Des cités du cinéma
Au-delà des rendez-vous annuels de cinéma, les Émirats visent également à l’installation pérenne de structures industrielles. Deux pôles ont ainsi été créés : Dubaï Media City, une zone franche consacrée aux technologies de l’information et des médias en 2001, et twofour54, une zone consacrée aux médias à Abu Dhabi, en 2008. Ces deux lieux comptent notamment développer leur activité économique en attirant les tournages de films étrangers. Face à la compétition d’autres lieux de production comme Londres ou Toronto, le Golfe a de nombreux atouts. Dubaï Media City vante ainsi son efficacité administrative (qui permet des tournages moins longs), ses paysages variés (qui peuvent représenter le monde arabe mais aussi l’Inde ou le Pakistan), la présence de nombreuses nationalités (pour la figuration), son absence de taxes et les plateaux de tournages de Dubaï Studios City. Twofour54 met en avant les faibles coûts de tournage, ses équipements ultramodernes, son soutien administratif, sa facilité d’accès. Si twofour54 attire les productions bollywoodiennes, et si le Qatar fait parler de lui avec le tournage du film Or noir du Français Jean-Jacques Annaud en 2011, c’est Dubaï qui atteint la reconnaissance internationale lorsque Tom Cruise escalade la tour Burj Khalifa dans le film Mission : Impossible – Protocole fantôme.
Locaux de la chaîne MBC (Dubaï Media Center)

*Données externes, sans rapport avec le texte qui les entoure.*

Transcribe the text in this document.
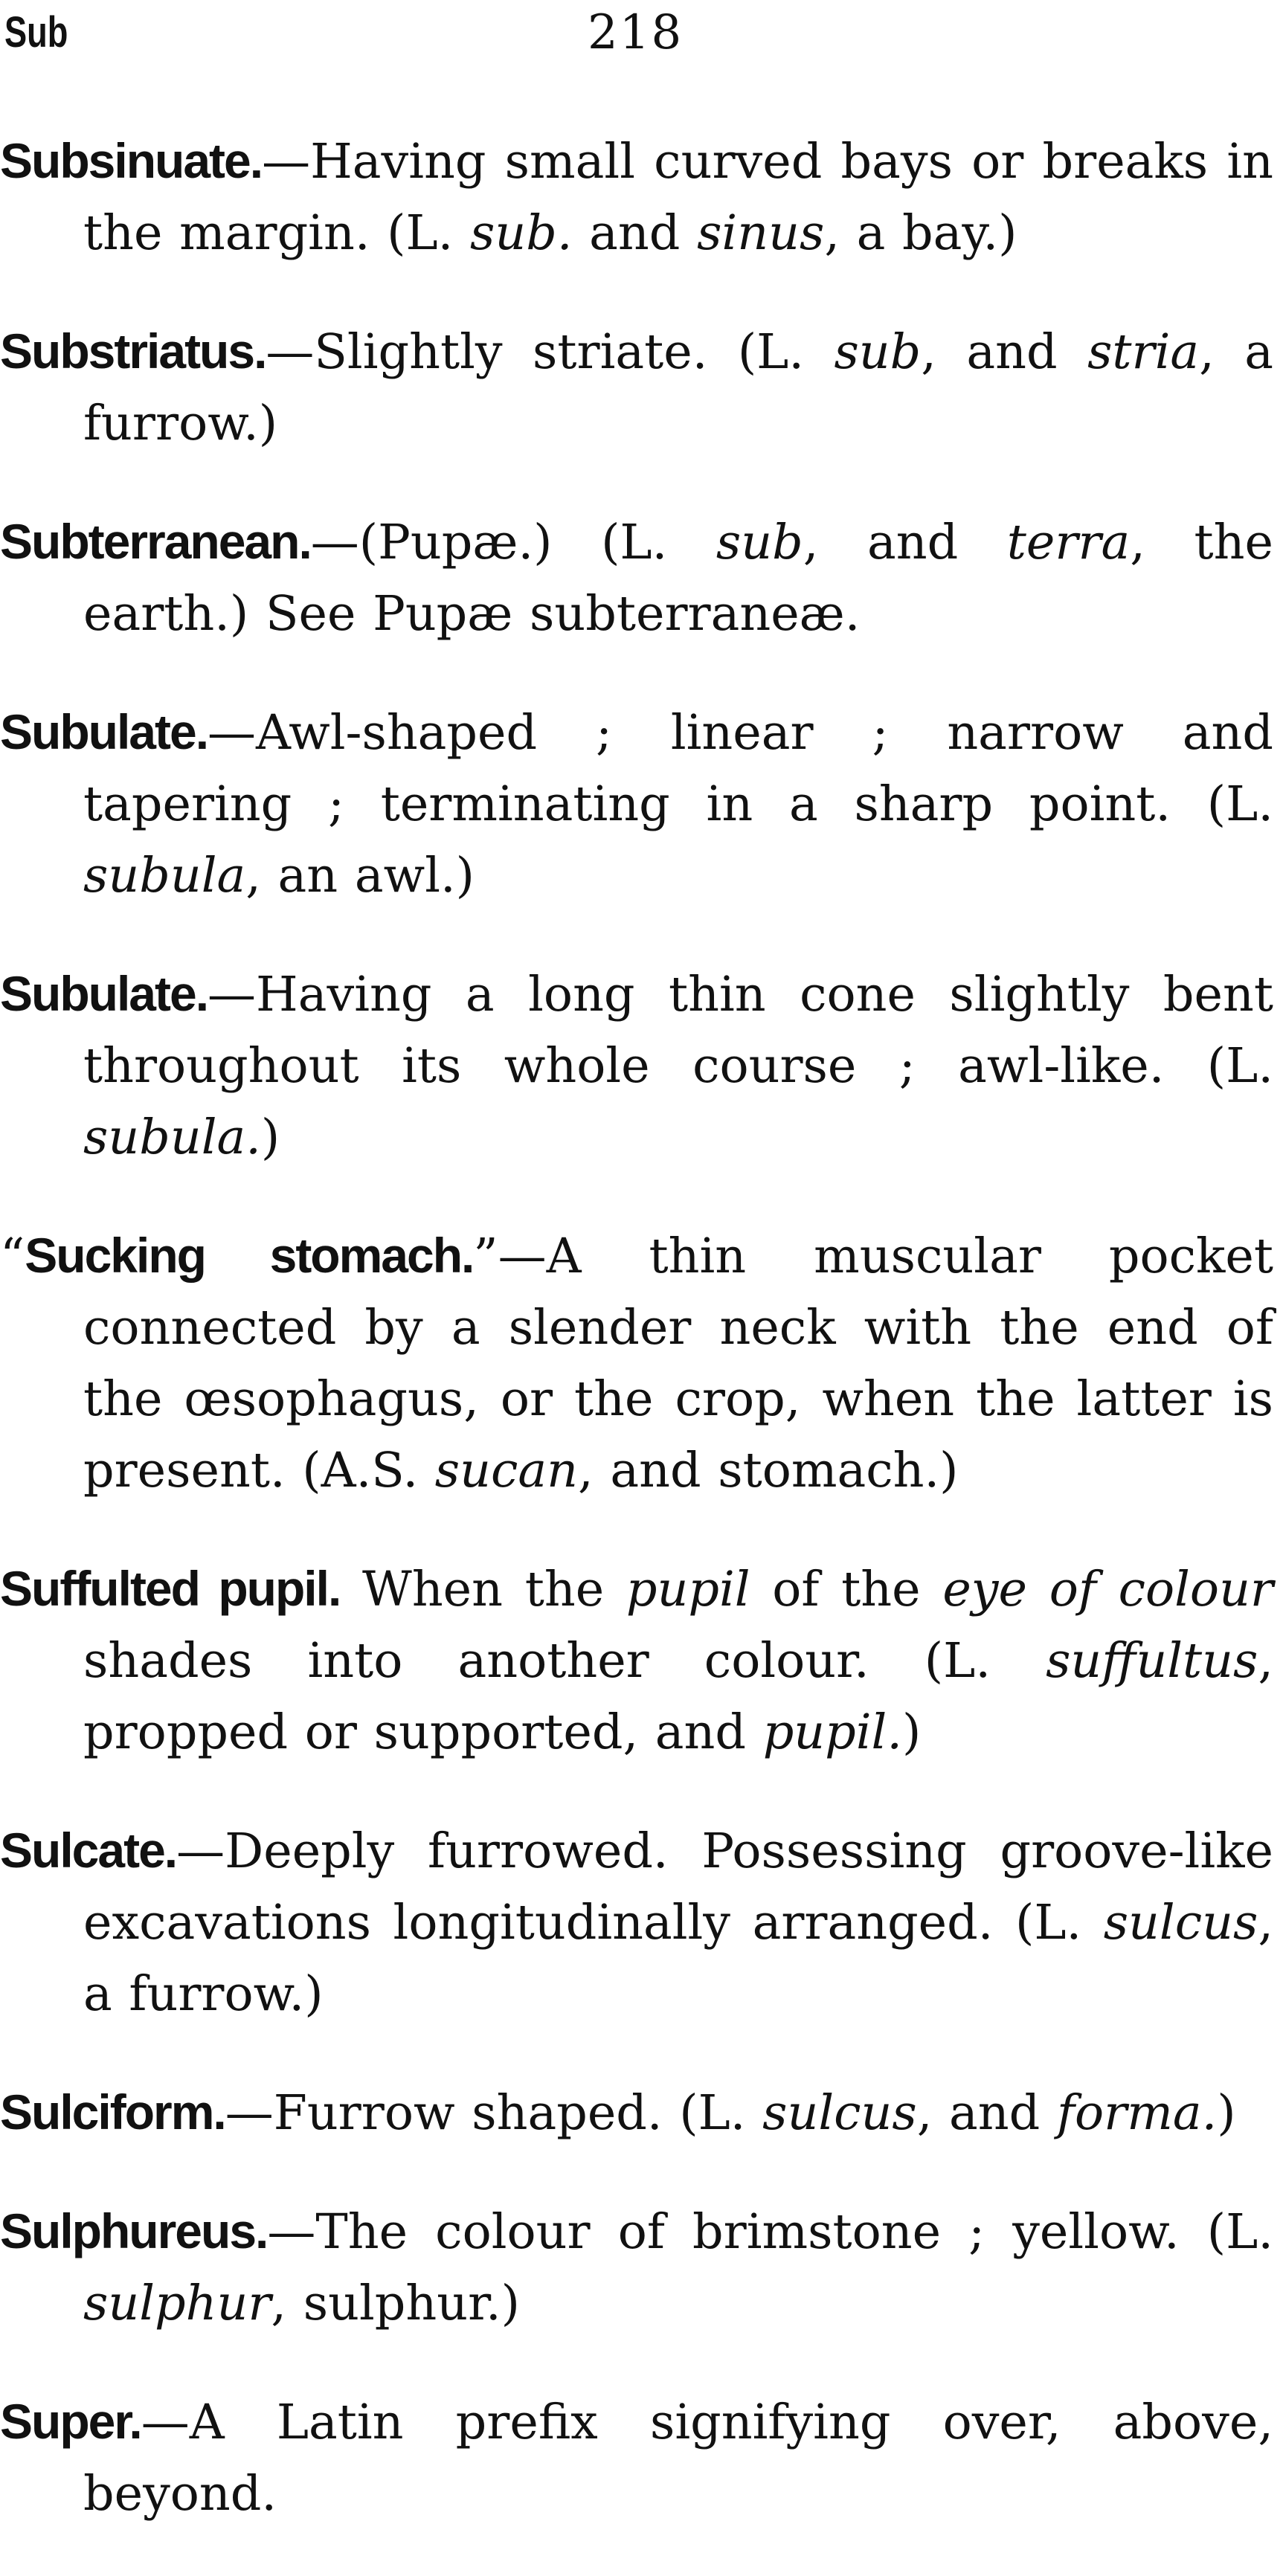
Sub	218

Subsinuate.—Having small curved bays or breaks in the margin. (L. sub. and sinus, a bay.)

Substriatus.—Slightly striate. (L. sub, and stria, a furrow.)

Subterranean.—(Pupæ.) (L. sub, and terra, the earth.) See Pupæ subterraneæ.

Subulate.—Awl-shaped ; linear ; narrow and tapering ; terminating in a sharp point. (L. subula, an awl.)

Subulate.—Having a long thin cone slightly bent throughout its whole course ; awl-like. (L. subula.)

“Sucking stomach.”—A thin muscular pocket connected by a slender neck with the end of the œsophagus, or the crop, when the latter is present. (A.S. sucan, and stomach.)

Suffulted pupil. When the pupil of the eye of colour shades into another colour. (L. suffultus, propped or supported, and pupil.)

Sulcate.—Deeply furrowed. Possessing groove-like excavations longitudinally arranged. (L. sulcus, a furrow.)

Sulciform.—Furrow shaped. (L. sulcus, and forma.)

Sulphureus.—The colour of brimstone ; yellow. (L. sulphur, sulphur.)

Super.—A Latin prefix signifying over, above, beyond.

Mais ces centres ne se dédient pas qu’au cinéma. En 2012, c’est la chaîne de télévision saoudienne MBC qui installe sa production de téléfilms dans les locaux de Dubaï Media City. Se fondant sur des modèles tels Hollywood et la Silicon Valley, les Émirats arabes unis cherchent à créer des « clusters », des pôles de compétitivité. Dubaï Media City fait en réalité partie d’un centre plus large, le TECOM Media Cluster, qui englobe également l’ International Media Production Zone et le Dubaï Studio City. Les autres émirats ne sont pas en reste et se proposent de devenir des concurrents sérieux tels Fujairah Creative City, Ras Al Kaimah Media Free Zone and Film City, ainsi que la zone Halley Media City d’Oman, gérée par des intérêts privés, sans compter la compétition de la Jordanie, de l’Égypte ou du Maroc. La bataille de l’image fait rage : Dubaï se présente comme la « Métropole » du Moyen-Orient, tandis qu’Abu Dhabi se targue d’être un « plaque tournante des médias et du divertissement fait par des Arabes pour les Arabes ».

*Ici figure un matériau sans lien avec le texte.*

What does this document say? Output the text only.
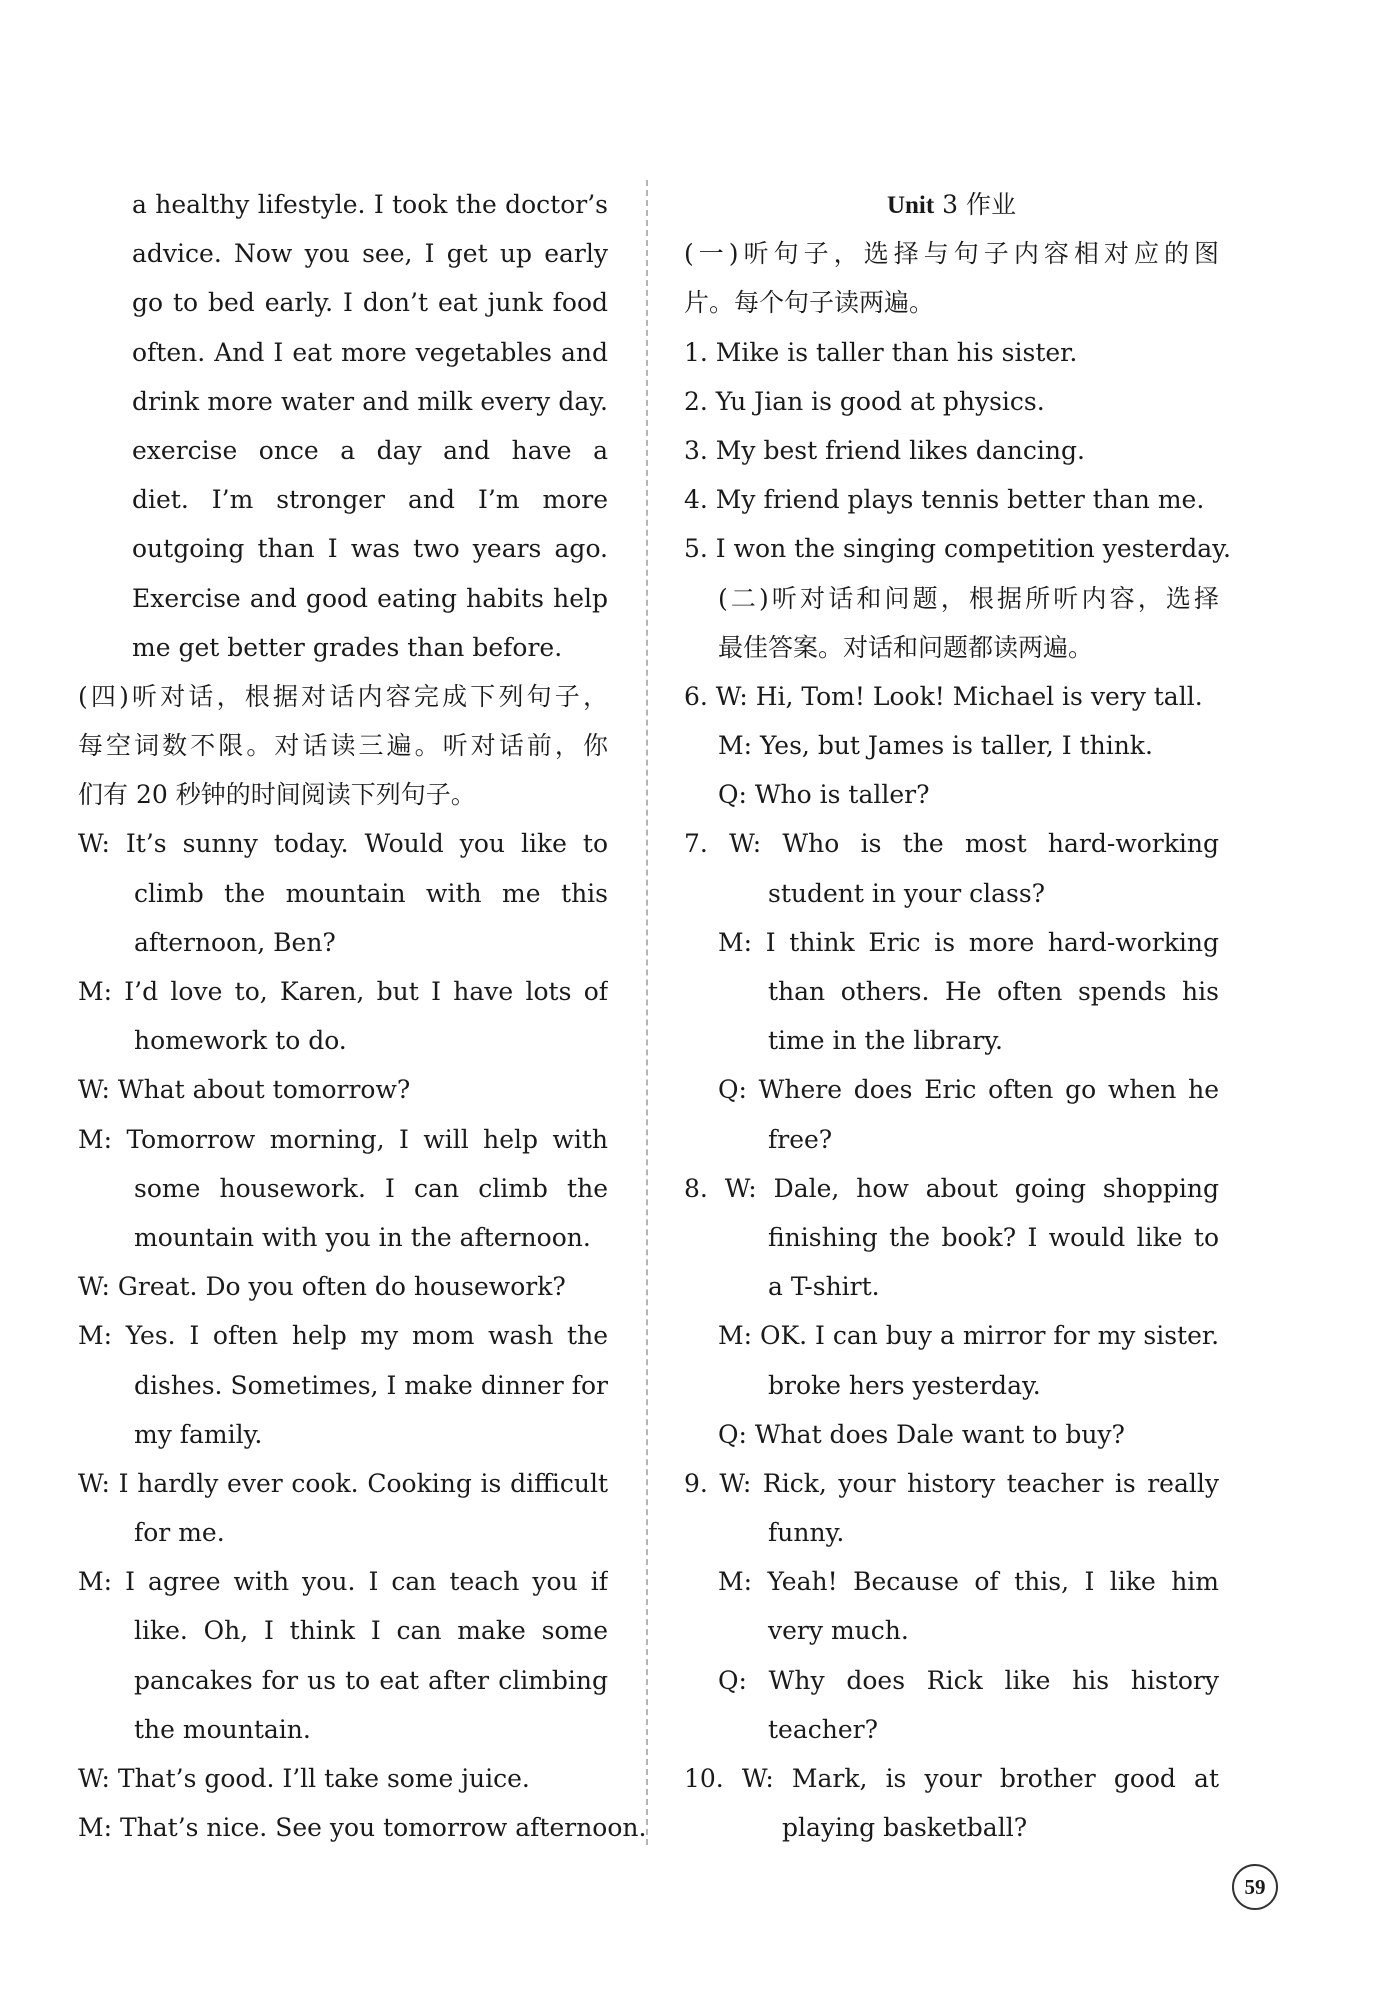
a healthy lifestyle. I took the doctor’s
advice. Now you see, I get up early
go to bed early. I don’t eat junk food
often. And I eat more vegetables and
drink more water and milk every day.
exercise once a day and have a
diet. I’m stronger and I’m more
outgoing than I was two years ago.
Exercise and good eating habits help
me get better grades than before.
(四)听对话，根据对话内容完成下列句子，
每空词数不限。对话读三遍。听对话前，你
们有 20 秒钟的时间阅读下列句子。
W: It’s sunny today. Would you like to
climb the mountain with me this
afternoon, Ben?
M: I’d love to, Karen, but I have lots of
homework to do.
W: What about tomorrow?
M: Tomorrow morning, I will help with
some housework. I can climb the
mountain with you in the afternoon.
W: Great. Do you often do housework?
M: Yes. I often help my mom wash the
dishes. Sometimes, I make dinner for
my family.
W: I hardly ever cook. Cooking is difficult
for me.
M: I agree with you. I can teach you if
like. Oh, I think I can make some
pancakes for us to eat after climbing
the mountain.
W: That’s good. I’ll take some juice.
M: That’s nice. See you tomorrow afternoon.
Unit 3 作业
(一)听句子，选择与句子内容相对应的图
片。每个句子读两遍。
1. Mike is taller than his sister.
2. Yu Jian is good at physics.
3. My best friend likes dancing.
4. My friend plays tennis better than me.
5. I won the singing competition yesterday.
(二)听对话和问题，根据所听内容，选择
最佳答案。对话和问题都读两遍。
6. W: Hi, Tom! Look! Michael is very tall.
M: Yes, but James is taller, I think.
Q: Who is taller?
7. W: Who is the most hard-working
student in your class?
M: I think Eric is more hard-working
than others. He often spends his
time in the library.
Q: Where does Eric often go when he
free?
8. W: Dale, how about going shopping
finishing the book? I would like to
a T-shirt.
M: OK. I can buy a mirror for my sister.
broke hers yesterday.
Q: What does Dale want to buy?
9. W: Rick, your history teacher is really
funny.
M: Yeah! Because of this, I like him
very much.
Q: Why does Rick like his history
teacher?
10. W: Mark, is your brother good at
playing basketball?
59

Le développement de cette activité économique fait partie d’une réflexion menée depuis les années 1980 sur la nécessité de préparer l’après-pétrole. Les pays du Golfe se lancent peu à peu dans une stratégie de diversification de leur activité économique vers des secteurs tels la pétrochimie, l’aluminium, la finance islamique et celui des technologies de l’information et de la communication. Le niveau de vie élevé au début des années 2000 favorise le développement d’une économie fondée sur les nouvelles technologies. Ces « media clusters » résultent donc d’une démarche volontariste de la part de l’État qui y voit une source de développement économique : non seulement les entreprises installées et les tournages étrangers créent de l’emploi pour une population majoritairement jeune, mais les films tournés dans la région créent également un élan pour le secteur du tourisme.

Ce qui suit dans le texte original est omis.